Scalable Data Management for Map-Reduce-based Data-Intensive Applications: A View for Cloud and Hybrid Infrastructures
|Title||Scalable Data Management for Map-Reduce-based Data-Intensive Applications: A View for Cloud and Hybrid Infrastructures|
|Publication Type||Journal Article|
|Year of Publication||2013|
|Authors||Antoniu, G, Bigot, J, Blanchet, C, Bouge, L, Briant, F, Cappello, F, Costan, A, Desprez, F, Fedak, G, Gault, S, Keahey, K, Nicolae, B, Perez, C, Simonet, A, Suter, F, Tang, B, Terreux, R|
|Journal||International Journal of Cloud Computing|
As Map-Reduce emerges as a leading programming paradigm for data-intensive computing, today's frameworks which support it still have substantial shortcomings that limit its potential scalability. In this paper we discuss several directions where there is room for such progress: they concern storage efficiency under massive data access concurrency, scheduling, volatility and fault-tolerance.
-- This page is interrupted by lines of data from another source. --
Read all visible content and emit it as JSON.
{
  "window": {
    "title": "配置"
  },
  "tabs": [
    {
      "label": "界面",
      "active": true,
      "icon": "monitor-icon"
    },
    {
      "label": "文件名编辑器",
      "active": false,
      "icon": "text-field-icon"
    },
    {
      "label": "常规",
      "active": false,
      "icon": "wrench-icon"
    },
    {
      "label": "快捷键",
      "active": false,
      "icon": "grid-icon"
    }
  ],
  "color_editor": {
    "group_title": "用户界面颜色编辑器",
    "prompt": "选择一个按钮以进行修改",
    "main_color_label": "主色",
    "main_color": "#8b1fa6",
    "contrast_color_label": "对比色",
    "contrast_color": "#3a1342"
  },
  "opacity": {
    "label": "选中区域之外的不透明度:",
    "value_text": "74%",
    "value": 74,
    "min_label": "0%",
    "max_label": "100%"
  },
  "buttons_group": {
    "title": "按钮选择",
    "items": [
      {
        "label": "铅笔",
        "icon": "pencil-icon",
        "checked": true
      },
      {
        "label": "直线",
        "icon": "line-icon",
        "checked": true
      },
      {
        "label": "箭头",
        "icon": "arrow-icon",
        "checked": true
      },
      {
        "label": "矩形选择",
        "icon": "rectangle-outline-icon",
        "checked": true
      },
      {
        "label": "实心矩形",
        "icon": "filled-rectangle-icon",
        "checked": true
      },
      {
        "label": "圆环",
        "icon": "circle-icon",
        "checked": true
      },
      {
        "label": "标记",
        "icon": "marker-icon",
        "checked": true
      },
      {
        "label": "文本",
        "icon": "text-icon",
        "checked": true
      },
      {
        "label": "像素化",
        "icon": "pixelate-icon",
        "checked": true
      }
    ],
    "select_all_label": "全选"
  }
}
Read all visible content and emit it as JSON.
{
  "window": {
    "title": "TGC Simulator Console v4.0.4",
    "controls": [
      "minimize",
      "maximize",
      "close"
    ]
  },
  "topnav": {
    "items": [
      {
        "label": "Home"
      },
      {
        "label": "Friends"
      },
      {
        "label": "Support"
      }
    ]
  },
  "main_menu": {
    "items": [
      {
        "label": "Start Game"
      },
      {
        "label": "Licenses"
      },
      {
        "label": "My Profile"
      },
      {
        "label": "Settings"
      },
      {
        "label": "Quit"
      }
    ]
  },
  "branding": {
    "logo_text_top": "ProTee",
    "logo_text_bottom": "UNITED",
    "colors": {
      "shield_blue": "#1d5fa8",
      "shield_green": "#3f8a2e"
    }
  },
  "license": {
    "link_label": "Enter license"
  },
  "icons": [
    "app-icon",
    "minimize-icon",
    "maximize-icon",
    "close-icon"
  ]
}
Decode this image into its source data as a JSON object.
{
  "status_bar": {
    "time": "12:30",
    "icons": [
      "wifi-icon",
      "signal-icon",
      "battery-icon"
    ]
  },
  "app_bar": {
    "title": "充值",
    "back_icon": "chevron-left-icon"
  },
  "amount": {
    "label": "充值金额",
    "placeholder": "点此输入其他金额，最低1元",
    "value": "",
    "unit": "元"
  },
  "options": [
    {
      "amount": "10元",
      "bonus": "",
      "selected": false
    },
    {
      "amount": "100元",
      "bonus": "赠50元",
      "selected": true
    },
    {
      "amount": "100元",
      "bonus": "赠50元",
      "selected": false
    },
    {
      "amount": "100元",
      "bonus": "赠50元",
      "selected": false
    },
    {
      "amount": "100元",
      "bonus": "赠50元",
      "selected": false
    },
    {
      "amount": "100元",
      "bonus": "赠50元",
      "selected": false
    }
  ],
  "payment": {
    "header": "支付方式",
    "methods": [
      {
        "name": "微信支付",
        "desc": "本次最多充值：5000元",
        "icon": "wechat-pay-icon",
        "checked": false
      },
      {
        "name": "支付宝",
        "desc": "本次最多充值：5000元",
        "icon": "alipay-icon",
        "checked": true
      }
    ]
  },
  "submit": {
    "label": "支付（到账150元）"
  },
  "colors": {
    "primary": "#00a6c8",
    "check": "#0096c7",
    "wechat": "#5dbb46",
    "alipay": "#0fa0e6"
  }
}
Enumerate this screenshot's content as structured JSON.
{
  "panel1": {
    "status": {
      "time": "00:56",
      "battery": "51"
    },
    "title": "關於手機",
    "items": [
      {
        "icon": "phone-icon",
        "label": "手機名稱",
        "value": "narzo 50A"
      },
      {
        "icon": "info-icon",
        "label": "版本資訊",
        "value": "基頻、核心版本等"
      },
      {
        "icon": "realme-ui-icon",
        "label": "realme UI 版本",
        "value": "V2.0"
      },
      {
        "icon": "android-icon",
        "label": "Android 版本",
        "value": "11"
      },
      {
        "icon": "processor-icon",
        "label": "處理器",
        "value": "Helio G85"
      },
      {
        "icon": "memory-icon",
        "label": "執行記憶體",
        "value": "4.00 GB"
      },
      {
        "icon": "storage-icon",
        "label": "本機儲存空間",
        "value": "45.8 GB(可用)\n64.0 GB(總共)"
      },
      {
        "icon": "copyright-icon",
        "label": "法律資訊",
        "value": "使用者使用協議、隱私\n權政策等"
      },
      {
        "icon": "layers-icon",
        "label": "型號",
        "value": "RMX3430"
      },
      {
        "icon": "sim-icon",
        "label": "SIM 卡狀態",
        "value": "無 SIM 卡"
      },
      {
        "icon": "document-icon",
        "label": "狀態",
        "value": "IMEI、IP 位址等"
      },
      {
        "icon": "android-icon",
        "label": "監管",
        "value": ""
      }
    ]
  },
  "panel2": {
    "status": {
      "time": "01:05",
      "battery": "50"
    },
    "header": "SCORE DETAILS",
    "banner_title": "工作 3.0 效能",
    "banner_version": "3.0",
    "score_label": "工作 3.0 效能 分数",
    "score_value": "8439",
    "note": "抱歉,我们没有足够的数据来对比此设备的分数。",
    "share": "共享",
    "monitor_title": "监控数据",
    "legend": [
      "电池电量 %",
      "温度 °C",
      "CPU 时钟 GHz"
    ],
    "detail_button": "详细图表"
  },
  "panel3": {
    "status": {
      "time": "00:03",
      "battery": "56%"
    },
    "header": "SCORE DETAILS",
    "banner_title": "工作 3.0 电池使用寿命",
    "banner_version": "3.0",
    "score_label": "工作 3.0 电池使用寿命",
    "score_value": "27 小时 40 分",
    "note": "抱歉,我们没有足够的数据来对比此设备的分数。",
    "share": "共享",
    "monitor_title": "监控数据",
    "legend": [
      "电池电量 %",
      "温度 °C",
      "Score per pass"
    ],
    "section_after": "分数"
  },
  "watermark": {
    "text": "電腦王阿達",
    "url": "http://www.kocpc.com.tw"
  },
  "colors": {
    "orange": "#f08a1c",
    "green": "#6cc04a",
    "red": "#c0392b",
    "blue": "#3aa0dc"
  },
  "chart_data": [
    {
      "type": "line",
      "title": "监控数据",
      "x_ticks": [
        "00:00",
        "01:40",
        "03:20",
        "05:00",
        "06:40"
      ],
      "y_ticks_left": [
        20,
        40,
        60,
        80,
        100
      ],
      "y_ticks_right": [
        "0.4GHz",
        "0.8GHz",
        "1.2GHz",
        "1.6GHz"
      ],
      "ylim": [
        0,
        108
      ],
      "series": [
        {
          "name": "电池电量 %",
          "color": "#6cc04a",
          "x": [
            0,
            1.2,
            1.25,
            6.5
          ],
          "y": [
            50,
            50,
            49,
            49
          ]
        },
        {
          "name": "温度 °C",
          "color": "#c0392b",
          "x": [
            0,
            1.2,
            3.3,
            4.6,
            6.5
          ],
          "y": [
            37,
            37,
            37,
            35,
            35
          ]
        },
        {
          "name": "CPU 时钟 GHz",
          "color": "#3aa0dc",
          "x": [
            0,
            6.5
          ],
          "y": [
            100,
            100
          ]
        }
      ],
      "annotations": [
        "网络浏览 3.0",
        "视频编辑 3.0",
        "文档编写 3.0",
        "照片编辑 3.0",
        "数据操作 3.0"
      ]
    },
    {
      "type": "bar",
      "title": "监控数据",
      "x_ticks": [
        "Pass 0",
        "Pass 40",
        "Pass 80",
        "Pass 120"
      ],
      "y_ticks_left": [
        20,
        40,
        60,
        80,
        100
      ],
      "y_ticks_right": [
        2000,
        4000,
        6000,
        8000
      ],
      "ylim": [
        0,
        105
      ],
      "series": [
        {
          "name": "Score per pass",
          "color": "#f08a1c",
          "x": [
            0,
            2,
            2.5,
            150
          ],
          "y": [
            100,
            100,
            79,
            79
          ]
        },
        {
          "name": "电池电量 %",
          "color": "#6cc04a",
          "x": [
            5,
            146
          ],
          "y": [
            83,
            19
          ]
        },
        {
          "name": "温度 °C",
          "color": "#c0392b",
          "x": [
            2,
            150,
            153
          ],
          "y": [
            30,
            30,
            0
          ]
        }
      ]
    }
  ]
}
We place our discussion in the perspective of the current evolution towards an increasing integration of large-scale distributed platforms (clouds, cloud federations, enterprise desktop grids, etc.). We propose an approach which aims to overcome the current limitations of existing Map-Reduce frameworks, in order to achieve scalable, concurrency-optimized, fault-tolerant Map-Reduce data processing on hybrid infrastructures. This approach will be evaluated with real- life bio-informatics applications on existing Nimbus-powered cloud testbeds interconnected with desktop grids.